All the same, I hope whomever is being effected by this finds safe passage out.


----------



## AquaHull (Jun 10, 2012)

It's nice to have waterfront property, it's not nice to have the water inside your home though


----------



## Chipper (Dec 22, 2012)

How many will rebuild again in the same spot? While I agree it's a nightmare for those affected and a heck of a way to start the new year. I just don't feel sorry for them. 

The one town was just about rebuilt from the 1993 500 year flood. OMG, look what happens when you build in a flood plane, AGAIN. Didn't you learn your lesson last time??

I'll be quite on the idiots driving into a raging flooded river and drowning.


----------



## Maine-Marine (Mar 7, 2014)

TacticalCanuck said:


> I have a hard time understanding why anyone would live an area that is prone to flooding. Is it cheap real estate?
> 
> Sorry, the best part of being prepared is to avoid issues all together. Putting yourself, your loved ones and your property directly in harms way just doesn't seem like something someone would do willingly. I'm sure there are legit reasons to live in an area prone to disaster I just can't think of any.
> 
> All the same, I hope whomever is being effected by this finds safe passage out.

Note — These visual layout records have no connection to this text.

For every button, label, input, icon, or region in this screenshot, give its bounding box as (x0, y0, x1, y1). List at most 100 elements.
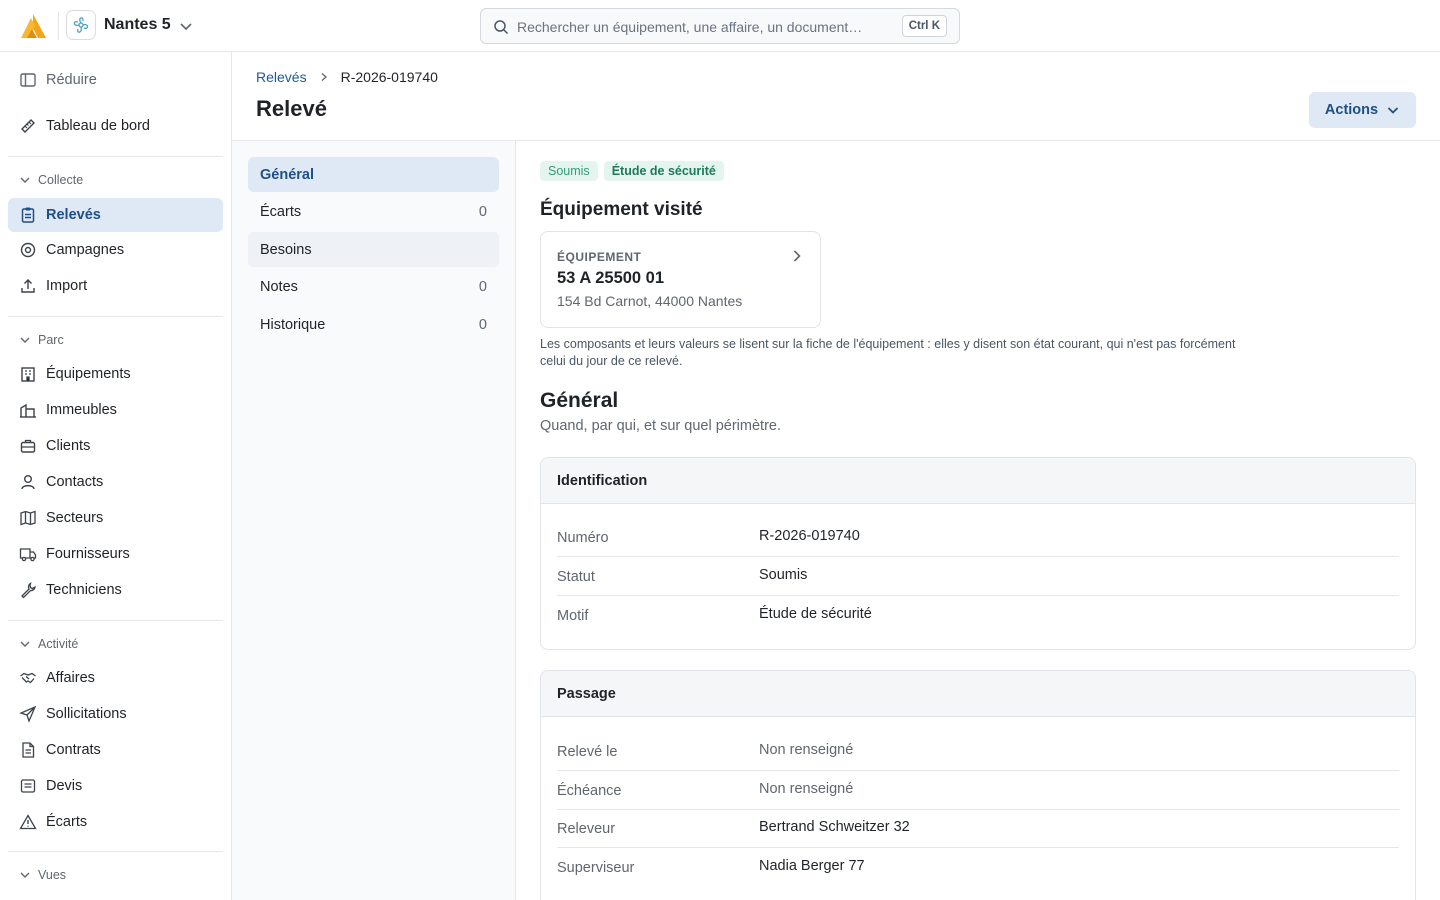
subnav-item-besoins[interactable]: Besoins (248, 232, 499, 267)
subnav-item-count: 0 (478, 278, 487, 295)
sidebar-collapse-button[interactable]: Réduire (8, 63, 223, 97)
sidebar-item-affaires[interactable]: Affaires (8, 661, 223, 695)
sidebar-item-techniciens[interactable]: Techniciens (8, 573, 223, 607)
breadcrumb-link-releves[interactable]: Relevés (256, 69, 307, 85)
sidebar-group-collecte[interactable]: Collecte (19, 173, 83, 187)
app-logo[interactable] (18, 12, 48, 40)
field-value: Non renseigné (759, 742, 854, 758)
actions-button-label: Actions (1324, 102, 1379, 118)
receipt-icon (20, 779, 36, 793)
chevron-right-icon (319, 72, 329, 82)
sidebar-item-contrats[interactable]: Contrats (8, 733, 223, 767)
subnav-item-general[interactable]: Général (248, 157, 499, 192)
sidebar-item-dashboard[interactable]: Tableau de bord (8, 109, 223, 143)
truck-icon (19, 548, 37, 562)
field-row-statut: Statut Soumis (557, 557, 1399, 596)
user-icon (21, 475, 35, 490)
equipment-card[interactable]: ÉQUIPEMENT 53 A 25500 01 154 Bd Carnot, … (540, 231, 821, 328)
fan-icon (73, 17, 89, 33)
sidebar-group-label: Parc (38, 333, 64, 347)
sidebar-item-label: Secteurs (46, 510, 104, 526)
sidebar-item-import[interactable]: Import (8, 269, 223, 303)
building-icon (21, 367, 35, 382)
send-icon (19, 705, 37, 723)
chevron-down-icon (20, 872, 30, 878)
field-row-superviseur: Superviseur Nadia Berger 77 (557, 848, 1399, 887)
equipment-number: 53 A 25500 01 (557, 269, 665, 287)
subnav-item-label: Écarts (260, 203, 302, 220)
handshake-icon (20, 672, 36, 684)
sidebar-item-devis[interactable]: Devis (8, 769, 223, 803)
field-label: Superviseur (557, 860, 635, 876)
status-badge: Soumis (540, 161, 598, 181)
subnav-item-historique[interactable]: Historique 0 (248, 307, 499, 342)
sidebar-divider (8, 156, 223, 157)
sidebar-item-label: Immeubles (46, 402, 117, 418)
sidebar-item-fournisseurs[interactable]: Fournisseurs (8, 537, 223, 571)
sidebar-item-label: Équipements (46, 366, 131, 382)
target-icon (20, 242, 36, 258)
sidebar-item-clients[interactable]: Clients (8, 429, 223, 463)
field-value: Bertrand Schweitzer 32 (759, 819, 910, 835)
sidebar-panel-icon (20, 73, 36, 87)
record-subnav: Général Écarts 0 Besoins Notes 0 Histori… (232, 141, 516, 900)
sidebar-item-label: Affaires (46, 670, 95, 686)
buildings-icon (20, 403, 36, 418)
panel-title: Identification (541, 458, 1415, 504)
sidebar-item-secteurs[interactable]: Secteurs (8, 501, 223, 535)
actions-button[interactable]: Actions (1309, 92, 1416, 128)
field-row-releve-le: Relevé le Non renseigné (557, 732, 1399, 771)
field-value: Soumis (759, 567, 808, 583)
sidebar-item-sollicitations[interactable]: Sollicitations (8, 697, 223, 731)
sidebar-item-label: Import (46, 278, 88, 294)
field-value: Nadia Berger 77 (759, 858, 865, 874)
field-row-echeance: Échéance Non renseigné (557, 771, 1399, 810)
sidebar-item-label: Réduire (46, 72, 97, 88)
sidebar-item-contacts[interactable]: Contacts (8, 465, 223, 499)
chevron-right-icon (790, 249, 804, 263)
sidebar-group-activite[interactable]: Activité (19, 637, 78, 651)
sidebar-item-label: Relevés (46, 207, 101, 223)
sidebar-item-equipements[interactable]: Équipements (8, 357, 223, 391)
equipment-note: Les composants et leurs valeurs se lisen… (540, 337, 1236, 368)
top-bar: Nantes 5 Ctrl K (0, 0, 1440, 52)
chevron-down-icon (20, 641, 30, 647)
sidebar-item-ecarts[interactable]: Écarts (8, 805, 223, 839)
sidebar: Réduire Tableau de bord Collecte Relevés… (0, 52, 232, 900)
subnav-item-notes[interactable]: Notes 0 (248, 269, 499, 304)
search-icon (493, 19, 509, 35)
sidebar-group-label: Vues (38, 868, 67, 882)
section-subtitle-general: Quand, par qui, et sur quel périmètre. (540, 418, 781, 434)
sidebar-item-label: Écarts (46, 814, 88, 830)
chevron-down-icon (20, 177, 30, 183)
subnav-item-label: Notes (260, 278, 298, 295)
field-label: Statut (557, 569, 595, 585)
organization-avatar[interactable] (66, 10, 96, 40)
document-icon (22, 742, 35, 758)
sidebar-item-immeubles[interactable]: Immeubles (8, 393, 223, 427)
search-input[interactable] (517, 17, 877, 37)
field-label: Numéro (557, 530, 609, 546)
subnav-item-count: 0 (478, 316, 487, 333)
organization-name[interactable]: Nantes 5 (104, 16, 171, 34)
field-label: Releveur (557, 821, 616, 837)
subnav-item-label: Besoins (260, 241, 312, 258)
section-title-general: Général (540, 389, 619, 412)
subnav-item-count: 0 (478, 203, 487, 220)
chevron-down-icon[interactable] (178, 18, 194, 34)
sidebar-group-vues[interactable]: Vues (19, 868, 66, 882)
search-shortcut-badge: Ctrl K (901, 15, 947, 37)
field-value: R-2026-019740 (759, 528, 860, 544)
global-search[interactable]: Ctrl K (480, 8, 960, 44)
subnav-item-ecarts[interactable]: Écarts 0 (248, 194, 499, 229)
sidebar-group-parc[interactable]: Parc (19, 333, 64, 347)
sidebar-item-label: Contrats (46, 742, 101, 758)
sidebar-item-label: Techniciens (46, 582, 122, 598)
sidebar-item-label: Tableau de bord (46, 118, 150, 134)
sidebar-item-campagnes[interactable]: Campagnes (8, 233, 223, 267)
sidebar-item-releves[interactable]: Relevés (8, 198, 223, 232)
subnav-item-label: Général (260, 166, 314, 183)
map-icon (20, 510, 36, 526)
sidebar-divider (8, 620, 223, 621)
field-row-motif: Motif Étude de sécurité (557, 596, 1399, 635)
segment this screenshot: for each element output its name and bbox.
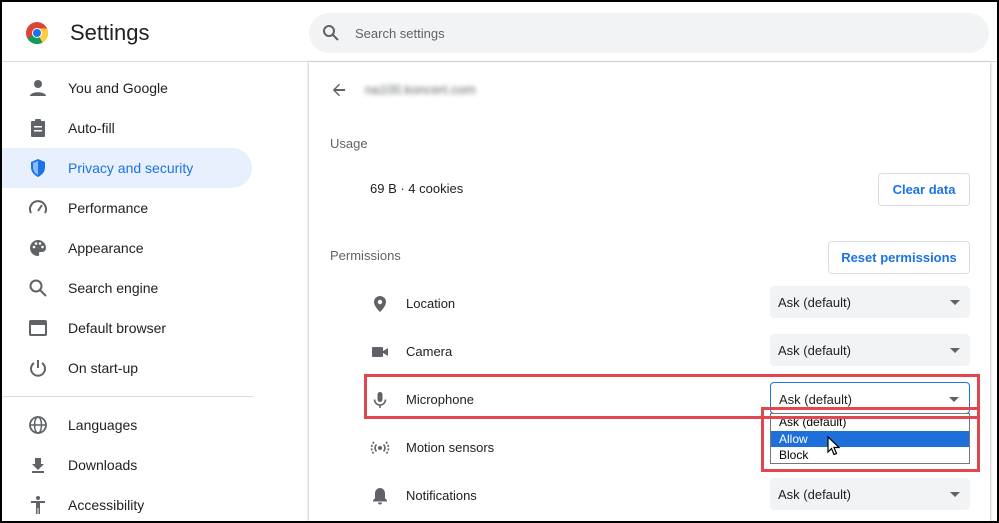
clear-data-button[interactable]: Clear data bbox=[878, 173, 970, 206]
globe-icon bbox=[29, 416, 47, 434]
sidebar-item-privacy-and-security[interactable]: Privacy and security bbox=[2, 148, 252, 188]
palette-icon bbox=[30, 240, 46, 256]
sidebar-item-search-engine[interactable]: Search engine bbox=[2, 268, 252, 308]
site-origin: na100.koncert.com bbox=[365, 82, 476, 97]
location-pin-icon bbox=[374, 296, 386, 312]
permission-label: Notifications bbox=[406, 488, 477, 503]
camera-select[interactable]: Ask (default) bbox=[770, 334, 970, 366]
clipboard-icon bbox=[31, 119, 45, 137]
sidebar-item-label: On start-up bbox=[68, 360, 139, 376]
sidebar-item-auto-fill[interactable]: Auto-fill bbox=[2, 108, 252, 148]
option-ask-default[interactable]: Ask (default) bbox=[771, 414, 969, 430]
sidebar-item-default-browser[interactable]: Default browser bbox=[2, 308, 252, 348]
bell-icon bbox=[373, 488, 387, 505]
page-title: Settings bbox=[70, 20, 150, 45]
chevron-down-icon bbox=[950, 492, 960, 497]
chrome-logo-icon bbox=[26, 22, 48, 44]
permission-label: Motion sensors bbox=[406, 440, 495, 455]
sidebar: You and Google Auto-fill Privacy and sec… bbox=[2, 62, 272, 521]
permission-label: Camera bbox=[406, 344, 453, 359]
chevron-down-icon bbox=[949, 397, 959, 402]
permission-label: Location bbox=[406, 296, 456, 311]
sidebar-item-performance[interactable]: Performance bbox=[2, 188, 252, 228]
permission-row-notifications: Notifications Ask (default) bbox=[309, 476, 990, 516]
sidebar-item-label: Appearance bbox=[68, 240, 144, 256]
header: Settings bbox=[2, 2, 997, 62]
accessibility-icon bbox=[31, 496, 45, 514]
sidebar-item-label: Default browser bbox=[68, 320, 167, 336]
speedometer-icon bbox=[29, 200, 47, 214]
usage-heading: Usage bbox=[330, 136, 368, 151]
reset-permissions-button[interactable]: Reset permissions bbox=[828, 241, 970, 274]
sidebar-item-label: Performance bbox=[68, 200, 149, 216]
permissions-heading: Permissions bbox=[330, 248, 401, 263]
shield-icon bbox=[31, 159, 45, 177]
select-value: Ask (default) bbox=[778, 295, 851, 310]
sidebar-item-label: Search engine bbox=[68, 280, 159, 296]
sidebar-item-label: Accessibility bbox=[68, 497, 145, 513]
sidebar-item-label: Downloads bbox=[68, 457, 138, 473]
download-icon bbox=[32, 458, 44, 473]
back-arrow-icon[interactable] bbox=[329, 80, 349, 100]
power-icon bbox=[30, 360, 46, 377]
browser-window-icon bbox=[29, 320, 47, 336]
sidebar-item-label: Privacy and security bbox=[68, 160, 194, 176]
select-value: Ask (default) bbox=[779, 392, 852, 407]
sidebar-item-label: You and Google bbox=[68, 80, 168, 96]
location-select[interactable]: Ask (default) bbox=[770, 286, 970, 318]
permission-row-camera: Camera Ask (default) bbox=[309, 332, 990, 372]
search-icon bbox=[323, 25, 339, 41]
select-value: Ask (default) bbox=[778, 343, 851, 358]
sidebar-item-label: Auto-fill bbox=[68, 120, 115, 136]
sidebar-item-you-and-google[interactable]: You and Google bbox=[2, 68, 252, 108]
sidebar-item-languages[interactable]: Languages bbox=[2, 405, 252, 445]
microphone-icon bbox=[373, 392, 387, 408]
permission-row-location: Location Ask (default) bbox=[309, 284, 990, 324]
usage-summary: 69 B · 4 cookies bbox=[370, 181, 464, 196]
option-block[interactable]: Block bbox=[771, 447, 969, 463]
camera-icon bbox=[372, 347, 388, 357]
site-settings-card: na100.koncert.com Usage 69 B · 4 cookies… bbox=[309, 62, 990, 521]
sidebar-item-downloads[interactable]: Downloads bbox=[2, 445, 252, 485]
sidebar-item-accessibility[interactable]: Accessibility bbox=[2, 485, 252, 521]
chevron-down-icon bbox=[950, 348, 960, 353]
settings-window: Settings You and Google Auto-fill Privac… bbox=[0, 0, 999, 523]
person-icon bbox=[30, 80, 46, 96]
microphone-select[interactable]: Ask (default) bbox=[770, 382, 970, 414]
option-allow[interactable]: Allow bbox=[771, 431, 969, 447]
search-icon bbox=[29, 279, 47, 297]
mouse-cursor-icon bbox=[827, 436, 841, 456]
permission-label: Microphone bbox=[406, 392, 474, 407]
search-bar[interactable] bbox=[309, 13, 989, 53]
sidebar-item-appearance[interactable]: Appearance bbox=[2, 228, 252, 268]
sidebar-divider bbox=[2, 396, 254, 397]
microphone-options-list: Ask (default) Allow Block bbox=[770, 413, 970, 464]
sidebar-item-label: Languages bbox=[68, 417, 138, 433]
motion-sensors-icon bbox=[370, 441, 390, 455]
notifications-select[interactable]: Ask (default) bbox=[770, 478, 970, 510]
chevron-down-icon bbox=[950, 300, 960, 305]
search-input[interactable] bbox=[355, 13, 955, 53]
sidebar-item-on-start-up[interactable]: On start-up bbox=[2, 348, 252, 388]
select-value: Ask (default) bbox=[778, 487, 851, 502]
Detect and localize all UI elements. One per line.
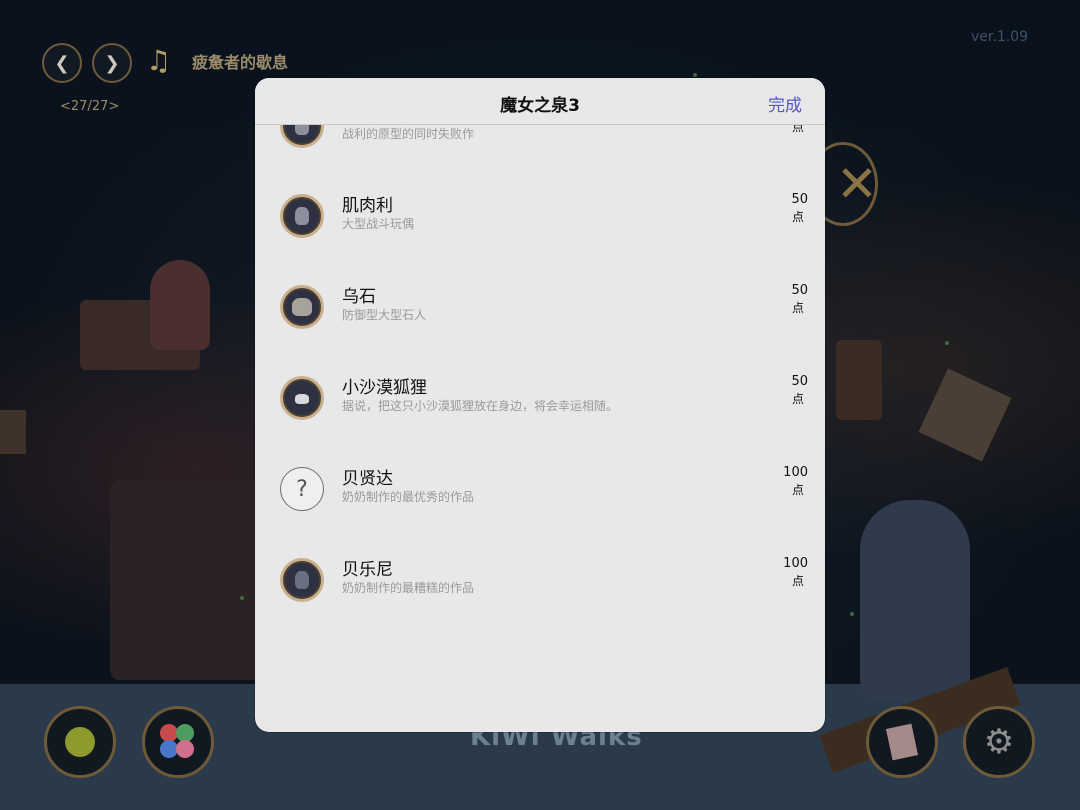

in some cases the areas around these rivers are some of the best farm lands in america.... because of the flooding


----------



## hawgrider (Oct 24, 2014)

AquaHull said:


> It's nice to have waterfront property, it's not nice to have the water inside your home though


If you wanna dance... you gotta pay the fiddler.


----------



## SlippyJenkins (Dec 15, 2015)

I live in the area. This is my first day back at work due to the flooding. I work on Fort Leonard Wood but travel to the base about 30 miles each day to work. I-44 was closed in Jerome Missouri which is the route I take to get to work. Luckily I live in a area away from the rivers.


----------



## SlippyJenkins (Dec 15, 2015)

One more thing I will add is no I did not take these pics. The train tracks in the picture are usually 15-20 feet above the water if not more.


----------



## Slippy (Nov 14, 2013)

SlippyJenkins said:


> I live in the area. This is my first day back at work due to the flooding. I work on Fort Leonard Wood but travel to the base about 30 miles each day to work. I-44 was closed in Jerome Missouri which is the route I take to get to work. Luckily I live in a area away from the rivers.
> View attachment 14171
> View attachment 14172
> View attachment 14173
> ...


WOW.

Stay safe and dry Slippy Jenkins.

(Hope you make it to the family reunion next year)


----------



## TacticalCanuck (Aug 5, 2014)

Holy thats a ton of extra water. Send some to cali i hear they are low!!


----------